Diagrams & Visual Aids

The barrier pattern (text diagram)

Test goroutine            Worker goroutines
--------------            -----------------
wg.Add(3)
go worker(0) ----------> [worker 0 running]
go worker(1) ----------> [worker 1 running]
go worker(2) ----------> [worker 2 running]
                            |
wg.Wait()  <---- Done() <---+ (worker 0)
   |       <---- Done() <---+ (worker 1)
   |       <---- Done() <---+ (worker 2)
   v
(counter == 0, Wait returns)
   |
assert(results)

What time.Sleep looks like in the failure case

Test goroutine                   Worker goroutine
--------------                   ----------------
go work()    ---> [scheduled, not yet running]
time.Sleep(10ms)                  ...waiting for CPU...
                                  ...CPU busy with other tests...
                                  ...sleep ends...
assert(state == 42)               ...still scheduled, has not run...
FAIL: state == 0
                                  [finally runs] state = 42

t.Cleanup LIFO order

Register: t.Cleanup(A)    Test body runs
Register: t.Cleanup(B)    Test body returns
Register: t.Cleanup(C)
                          Cleanups run:
                            C    (registered last)
                            B
                            A    (registered first)

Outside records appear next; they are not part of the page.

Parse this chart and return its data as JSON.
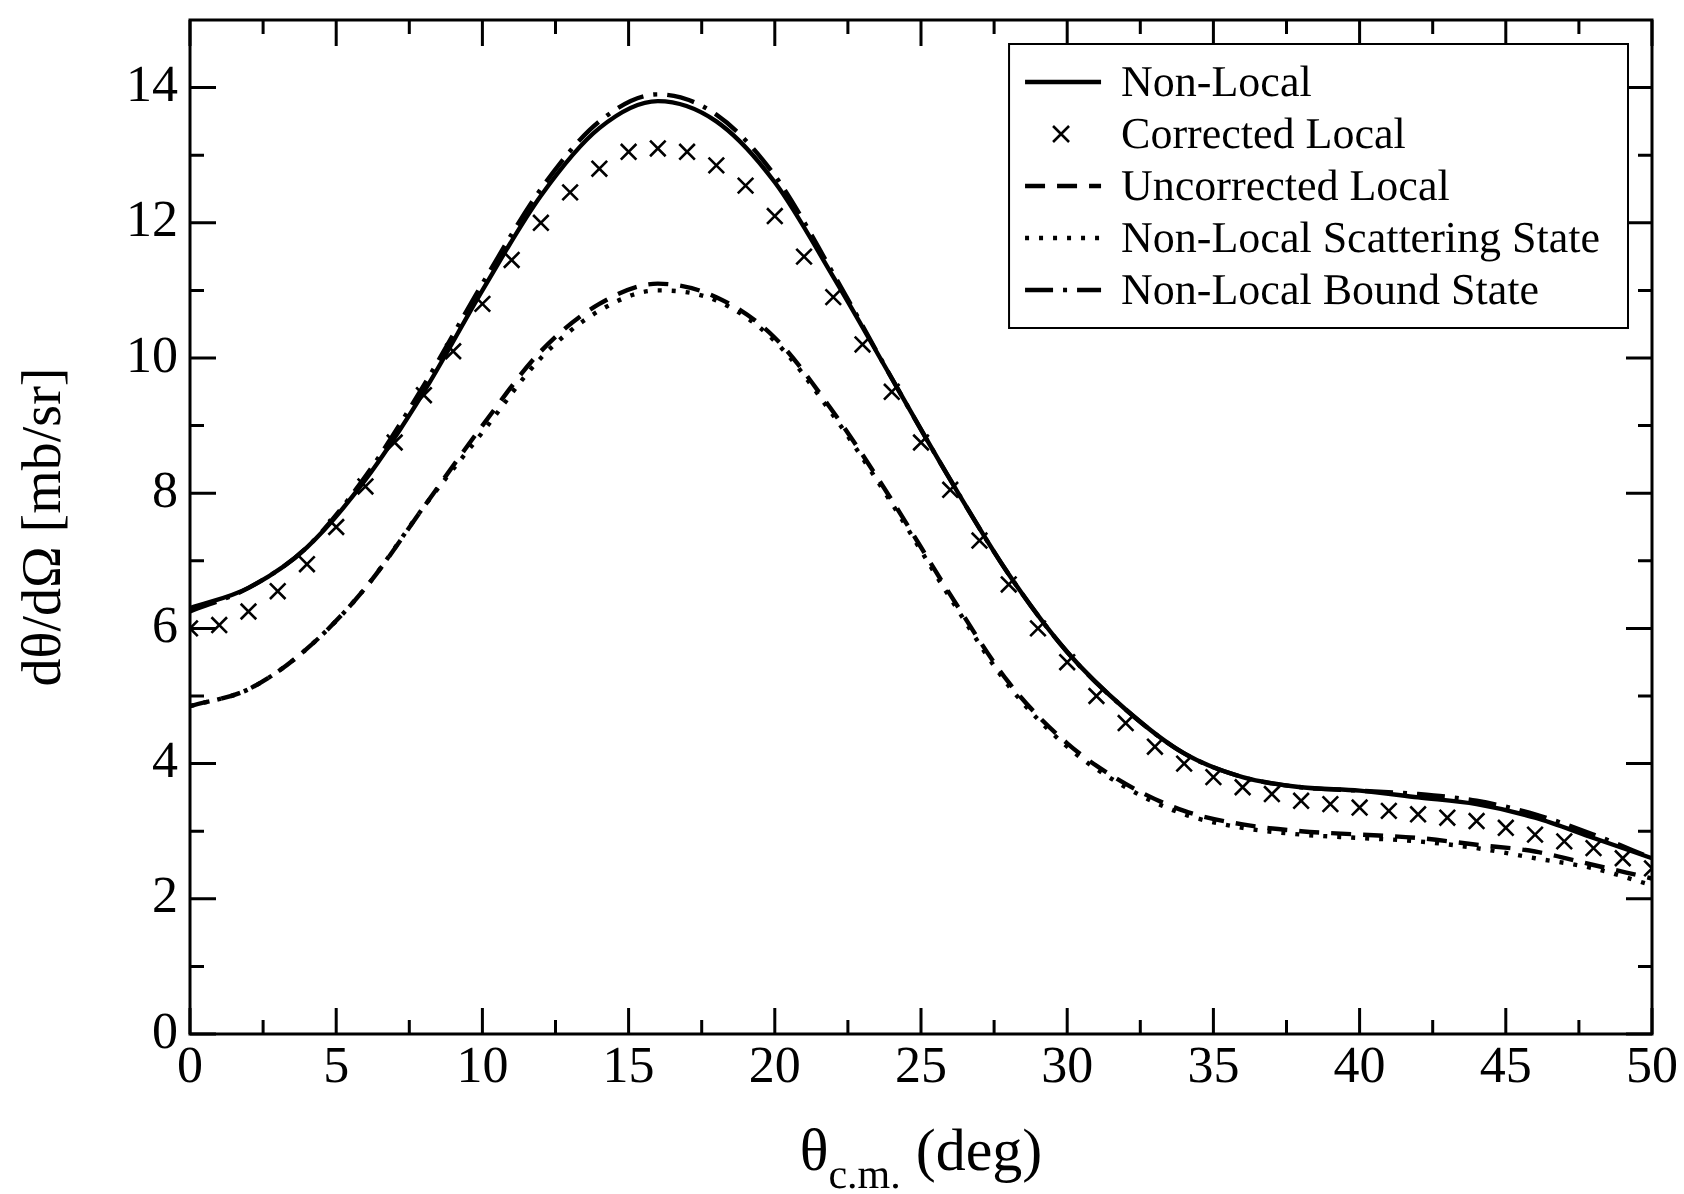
{
  "chart_data": {
    "type": "line",
    "xlabel": "θ$_{c.m.}$ (deg)",
    "ylabel": "dθ/dΩ [mb/sr]",
    "xlim": [
      0,
      50
    ],
    "ylim": [
      0,
      15
    ],
    "xticks": [
      0,
      {
        "value": 2.5,
        "label": null
      },
      5,
      {
        "value": 7.5,
        "label": null
      },
      10,
      {
        "value": 12.5,
        "label": null
      },
      15,
      {
        "value": 17.5,
        "label": null
      },
      20,
      {
        "value": 22.5,
        "label": null
      },
      25,
      {
        "value": 27.5,
        "label": null
      },
      30,
      {
        "value": 32.5,
        "label": null
      },
      35,
      {
        "value": 37.5,
        "label": null
      },
      40,
      {
        "value": 42.5,
        "label": null
      },
      45,
      {
        "value": 47.5,
        "label": null
      },
      50
    ],
    "yticks": [
      0,
      {
        "value": 1,
        "label": null
      },
      2,
      {
        "value": 3,
        "label": null
      },
      4,
      {
        "value": 5,
        "label": null
      },
      6,
      {
        "value": 7,
        "label": null
      },
      8,
      {
        "value": 9,
        "label": null
      },
      10,
      {
        "value": 11,
        "label": null
      },
      12,
      {
        "value": 13,
        "label": null
      },
      14
    ],
    "grid": false,
    "legend": "top right",
    "series": [
      {
        "name": "Non-Local",
        "color": "#000000",
        "line_style": "solid",
        "marker": "none",
        "x": [
          0,
          2,
          4,
          6,
          8,
          10,
          12,
          14,
          16,
          18,
          20,
          22,
          24,
          26,
          28,
          30,
          32,
          34,
          36,
          38,
          40,
          42,
          44,
          46,
          48,
          50
        ],
        "values": [
          6.3,
          6.6,
          7.2,
          8.2,
          9.5,
          11.0,
          12.4,
          13.4,
          13.8,
          13.5,
          12.6,
          11.2,
          9.7,
          8.2,
          6.8,
          5.65,
          4.8,
          4.15,
          3.8,
          3.65,
          3.6,
          3.5,
          3.4,
          3.2,
          2.9,
          2.6
        ]
      },
      {
        "name": "Corrected Local",
        "color": "#000000",
        "type": "scatter",
        "marker": "cross",
        "x": [
          0,
          1,
          2,
          3,
          4,
          5,
          6,
          7,
          8,
          9,
          10,
          11,
          12,
          13,
          14,
          15,
          16,
          17,
          18,
          19,
          20,
          21,
          22,
          23,
          24,
          25,
          26,
          27,
          28,
          29,
          30,
          31,
          32,
          33,
          34,
          35,
          36,
          37,
          38,
          39,
          40,
          41,
          42,
          43,
          44,
          45,
          46,
          47,
          48,
          49,
          50
        ],
        "values": [
          6.0,
          6.05,
          6.25,
          6.55,
          6.95,
          7.5,
          8.1,
          8.75,
          9.45,
          10.1,
          10.8,
          11.45,
          12.0,
          12.45,
          12.8,
          13.05,
          13.1,
          13.05,
          12.85,
          12.55,
          12.1,
          11.5,
          10.9,
          10.2,
          9.5,
          8.75,
          8.05,
          7.3,
          6.65,
          6.0,
          5.5,
          5.0,
          4.6,
          4.25,
          4.0,
          3.8,
          3.65,
          3.55,
          3.45,
          3.4,
          3.35,
          3.3,
          3.25,
          3.2,
          3.15,
          3.05,
          2.95,
          2.85,
          2.75,
          2.6,
          2.45
        ]
      },
      {
        "name": "Uncorrected Local",
        "color": "#000000",
        "line_style": "dashed",
        "marker": "none",
        "x": [
          0,
          2,
          4,
          6,
          8,
          10,
          12,
          14,
          16,
          18,
          20,
          22,
          24,
          26,
          28,
          30,
          32,
          34,
          36,
          38,
          40,
          42,
          44,
          46,
          48,
          50
        ],
        "values": [
          4.85,
          5.1,
          5.7,
          6.6,
          7.8,
          9.0,
          10.1,
          10.8,
          11.1,
          10.9,
          10.3,
          9.2,
          7.9,
          6.5,
          5.2,
          4.3,
          3.7,
          3.3,
          3.1,
          3.0,
          2.95,
          2.9,
          2.8,
          2.7,
          2.5,
          2.3
        ]
      },
      {
        "name": "Non-Local Scattering State",
        "color": "#000000",
        "line_style": "dotted",
        "marker": "none",
        "x": [
          0,
          2,
          4,
          6,
          8,
          10,
          12,
          14,
          16,
          18,
          20,
          22,
          24,
          26,
          28,
          30,
          32,
          34,
          36,
          38,
          40,
          42,
          44,
          46,
          48,
          50
        ],
        "values": [
          4.85,
          5.1,
          5.7,
          6.6,
          7.8,
          8.9,
          10.0,
          10.7,
          11.0,
          10.85,
          10.25,
          9.15,
          7.85,
          6.45,
          5.15,
          4.25,
          3.65,
          3.25,
          3.05,
          2.95,
          2.9,
          2.85,
          2.75,
          2.6,
          2.45,
          2.2
        ]
      },
      {
        "name": "Non-Local Bound State",
        "color": "#000000",
        "line_style": "dashdot",
        "marker": "none",
        "x": [
          0,
          2,
          4,
          6,
          8,
          10,
          12,
          14,
          16,
          18,
          20,
          22,
          24,
          26,
          28,
          30,
          32,
          34,
          36,
          38,
          40,
          42,
          44,
          46,
          48,
          50
        ],
        "values": [
          6.25,
          6.6,
          7.2,
          8.25,
          9.6,
          11.1,
          12.5,
          13.5,
          13.9,
          13.6,
          12.7,
          11.25,
          9.7,
          8.2,
          6.8,
          5.65,
          4.8,
          4.15,
          3.8,
          3.65,
          3.6,
          3.55,
          3.45,
          3.25,
          2.95,
          2.6
        ]
      }
    ]
  }
}
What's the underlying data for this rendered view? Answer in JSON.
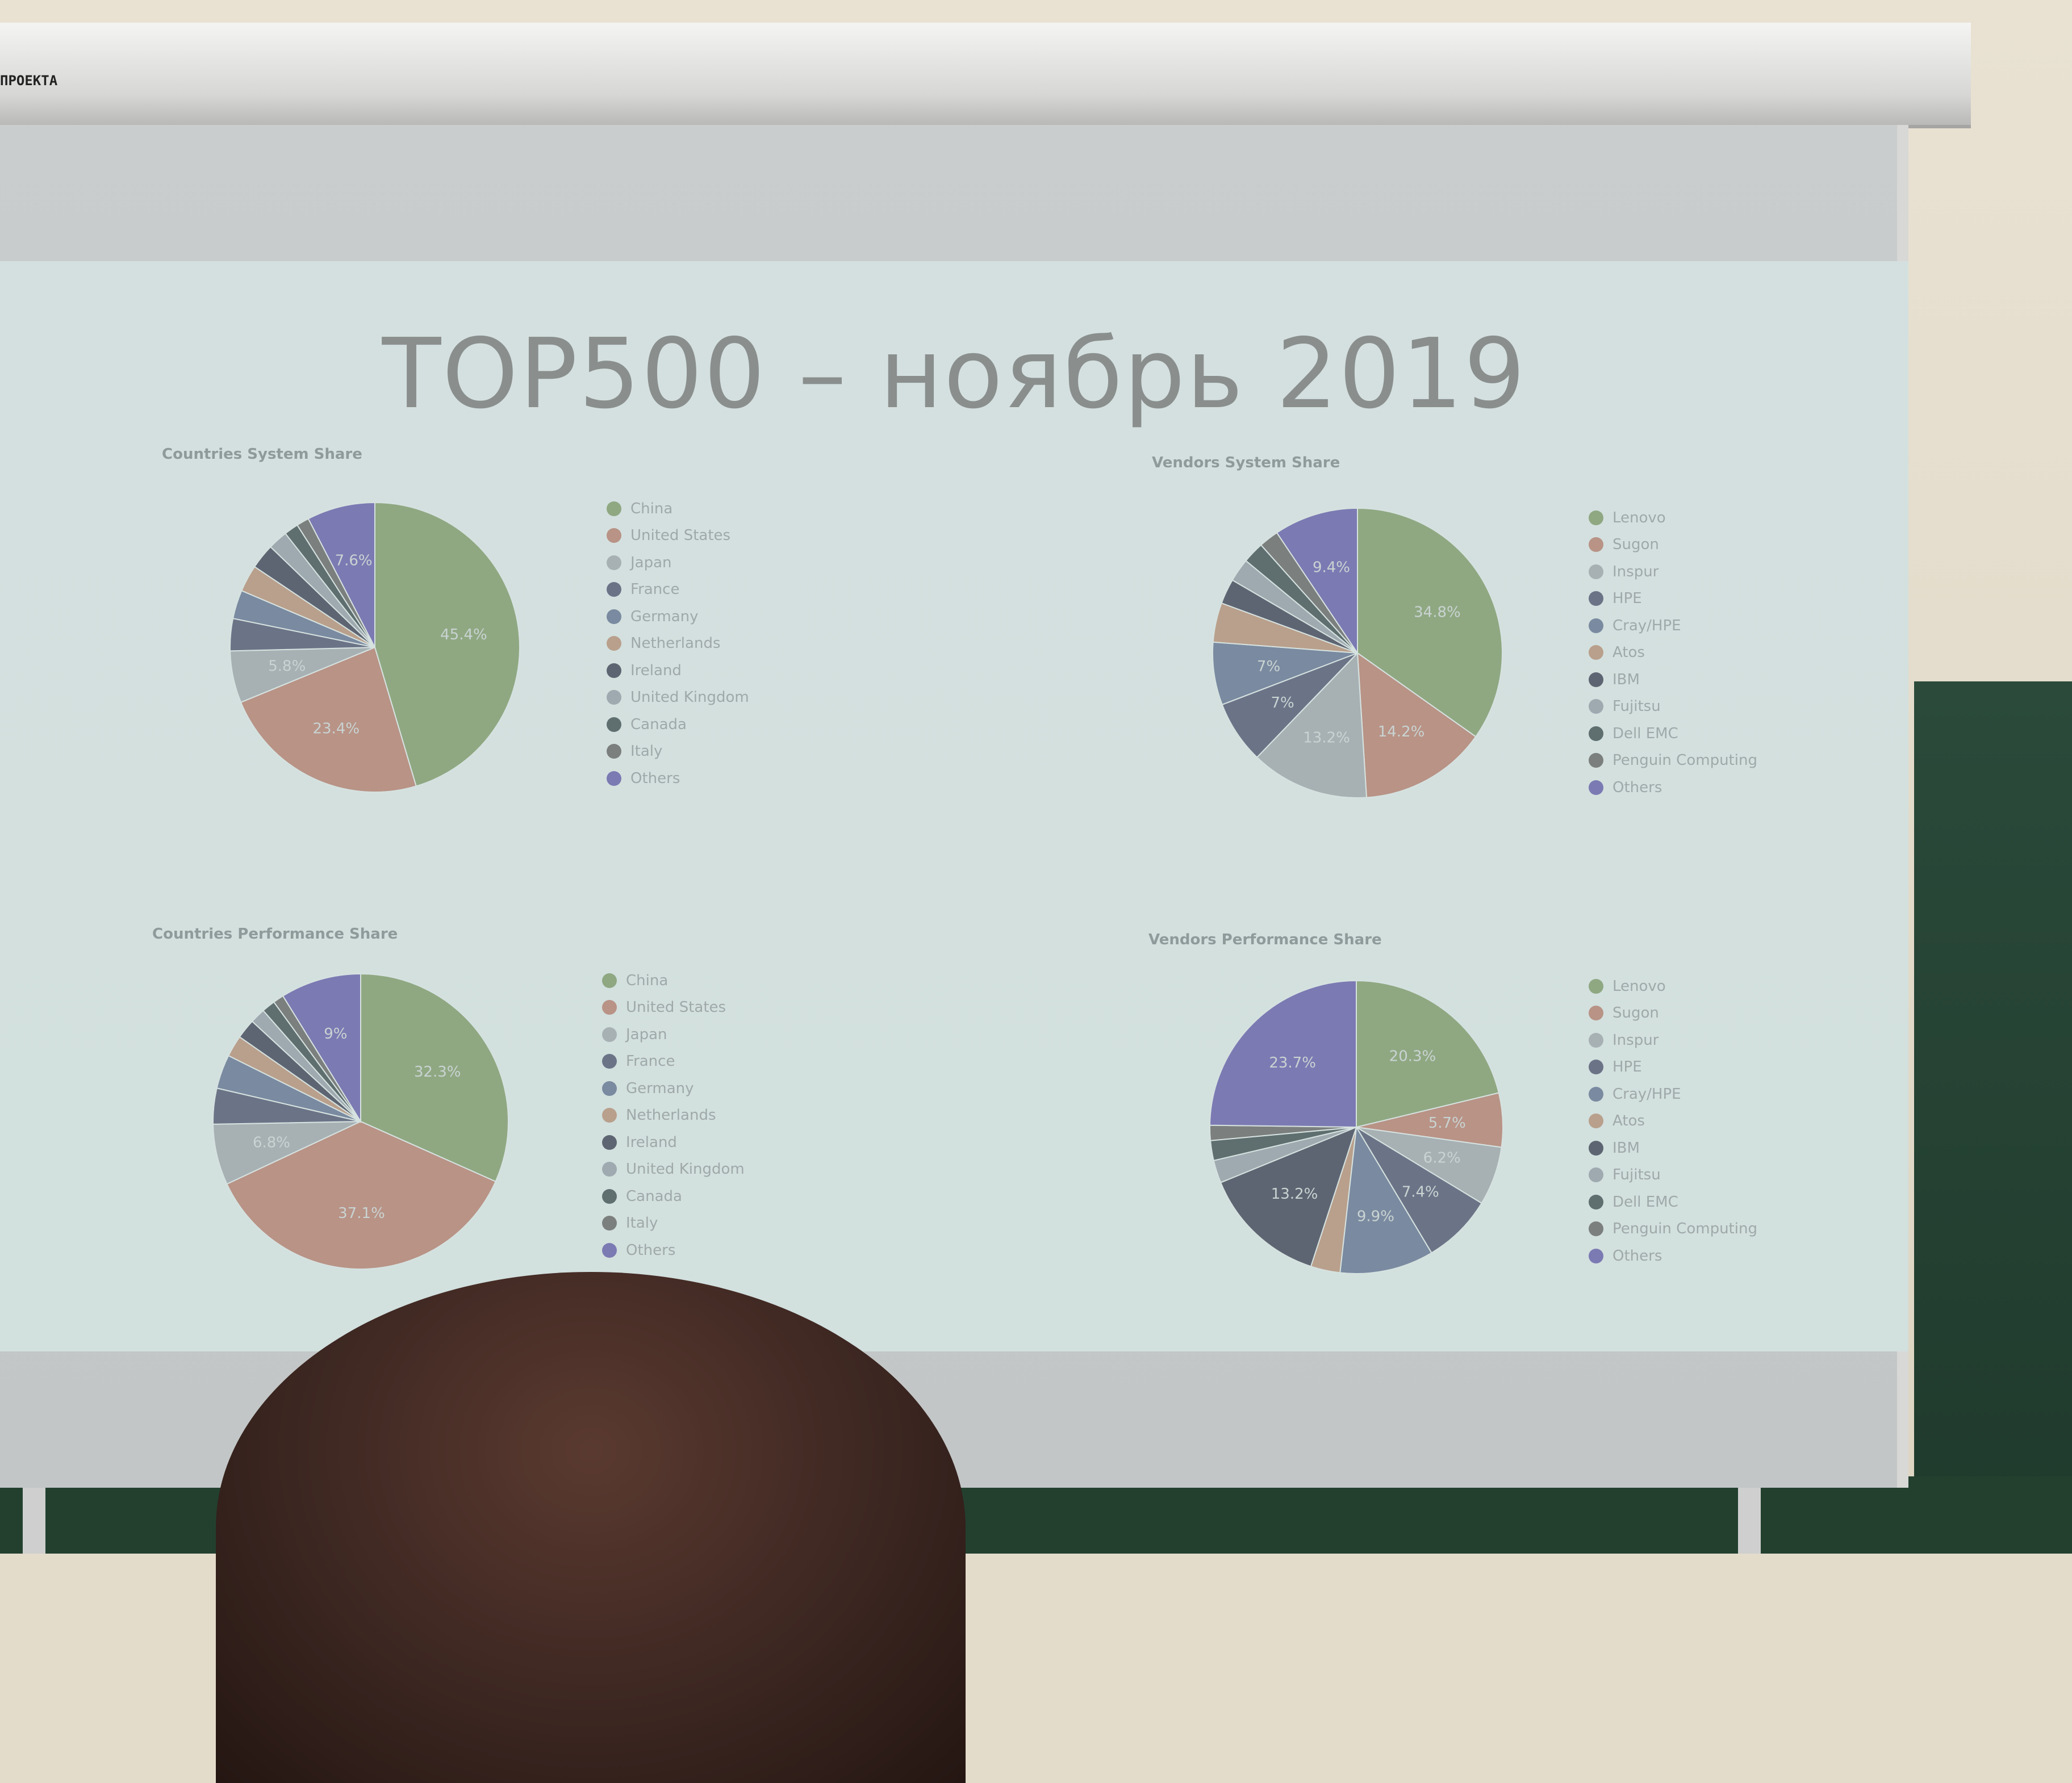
{
  "slide": {
    "title": "TOP500 – ноябрь 2019"
  },
  "projector_label": "ПРОЕКТА",
  "colors": {
    "palette": [
      "#8fa882",
      "#b89386",
      "#a7b1b4",
      "#6b7487",
      "#7a8aa0",
      "#b9a08c",
      "#5e6572",
      "#9eaab0",
      "#5f6f70",
      "#7b7f7d",
      "#7c7ab3"
    ]
  },
  "chart_data": [
    {
      "id": "countries-system",
      "type": "pie",
      "title": "Countries System Share",
      "legend": [
        "China",
        "United States",
        "Japan",
        "France",
        "Germany",
        "Netherlands",
        "Ireland",
        "United Kingdom",
        "Canada",
        "Italy",
        "Others"
      ],
      "values": [
        45.4,
        23.4,
        5.8,
        3.6,
        3.2,
        3,
        2.8,
        2.2,
        1.6,
        1.4,
        7.6
      ],
      "labels": [
        "45.4%",
        "23.4%",
        "5.8%",
        "",
        "",
        "",
        "",
        "",
        "",
        "",
        "7.6%"
      ]
    },
    {
      "id": "vendors-system",
      "type": "pie",
      "title": "Vendors System Share",
      "legend": [
        "Lenovo",
        "Sugon",
        "Inspur",
        "HPE",
        "Cray/HPE",
        "Atos",
        "IBM",
        "Fujitsu",
        "Dell EMC",
        "Penguin Computing",
        "Others"
      ],
      "values": [
        34.8,
        14.2,
        13.2,
        7,
        7,
        4.4,
        2.8,
        2.6,
        2.4,
        2.2,
        9.4
      ],
      "labels": [
        "34.8%",
        "14.2%",
        "13.2%",
        "7%",
        "7%",
        "",
        "",
        "",
        "",
        "",
        "9.4%"
      ]
    },
    {
      "id": "countries-performance",
      "type": "pie",
      "title": "Countries Performance Share",
      "legend": [
        "China",
        "United States",
        "Japan",
        "France",
        "Germany",
        "Netherlands",
        "Ireland",
        "United Kingdom",
        "Canada",
        "Italy",
        "Others"
      ],
      "values": [
        32.3,
        37.1,
        6.8,
        4,
        3.8,
        2.4,
        2.2,
        1.7,
        1.5,
        1.2,
        9
      ],
      "labels": [
        "32.3%",
        "37.1%",
        "6.8%",
        "",
        "",
        "",
        "",
        "",
        "",
        "",
        "9%"
      ]
    },
    {
      "id": "vendors-performance",
      "type": "pie",
      "title": "Vendors Performance Share",
      "legend": [
        "Lenovo",
        "Sugon",
        "Inspur",
        "HPE",
        "Cray/HPE",
        "Atos",
        "IBM",
        "Fujitsu",
        "Dell EMC",
        "Penguin Computing",
        "Others"
      ],
      "values": [
        20.3,
        5.7,
        6.2,
        7.4,
        9.9,
        3.1,
        13.2,
        2.4,
        2.1,
        1.6,
        23.7
      ],
      "labels": [
        "20.3%",
        "5.7%",
        "6.2%",
        "7.4%",
        "9.9%",
        "",
        "13.2%",
        "",
        "",
        "",
        "23.7%"
      ]
    }
  ]
}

Memory ordering at wg.Wait

Worker:    ... slice[i] = v        wg.Done()
                   (write)             (release fence)
                                        |
                                  happens-before
                                        |
                                        v
Test:                             wg.Wait()           ... read slice[i]
                                  (acquire fence)         (sees v)

Anything the worker wrote before Done is visible to the test after Wait.